The soul would have no rainbow
Had the eyes no tears.
~John Vance Cheney
Thinking about tears recalls a childhood event in which my 7-year-old self, an intrepid explorer even then, found and cut myself on a rusty something or other, requiring a trip to the doctor for a tetanus shot. I wailed and sobbed in his office, the tears streaming down my cheeks. In an attempt to comfort, he told me not to cry in a gentle, kind voice. I hiccuped to a stop finally, saying, in all my childlike innocence, that I might run out of tears. He gave an immediate assurance, with an ironic chuckle, that he didn't think that would ever happen. Hmmm. I guess I must concede that point.
Life does bring tears to our eyes -- of grief, of pain, of joy, of sympathy, and the whole gamut of emotions in our human repertoire.

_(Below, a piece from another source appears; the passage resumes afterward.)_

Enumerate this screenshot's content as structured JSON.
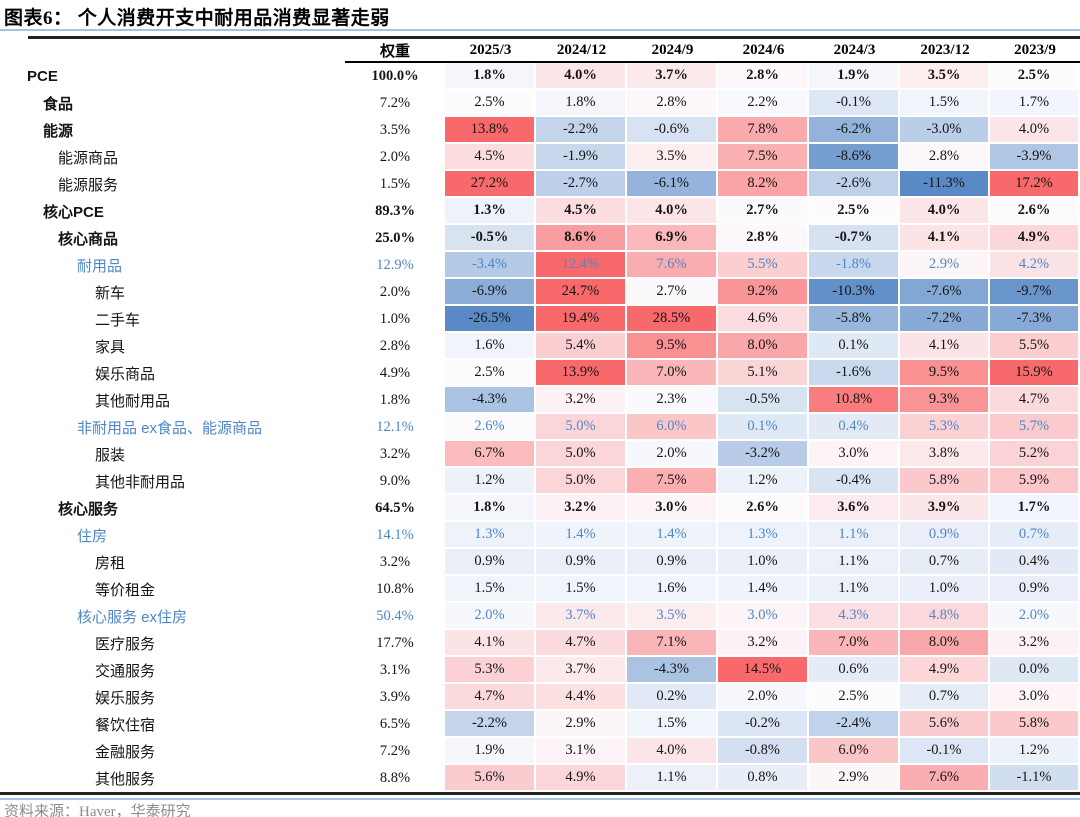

It is part of our uniqueness as sentient beings that we have deep feelings and that we can allow them to express. And according to John Vance Cheney's poetic pronouncement, out of the well of our tears, rainbows of the soul are born. That is a truly lovely thought!
Rainbows have special significance for me, and living in south Florida, I'm fortunate that they occur frequently. I have come to think of the rainbow as my own personal message from God (but, don't worry, I'll share). Rainbows have shown up in my life at just the moment I needed reassurance that all would be well, when I was fearful, despairing or feeling abandoned. They are a sign - a covenant and a promise that God's love is always present. And a rainbow is also a reminder: if there are tears in your eyes or rain in your skies, just look around when the sun peeks out for the rainbow! It's bound to be there. You have to let the light shine in order to make a rainbow.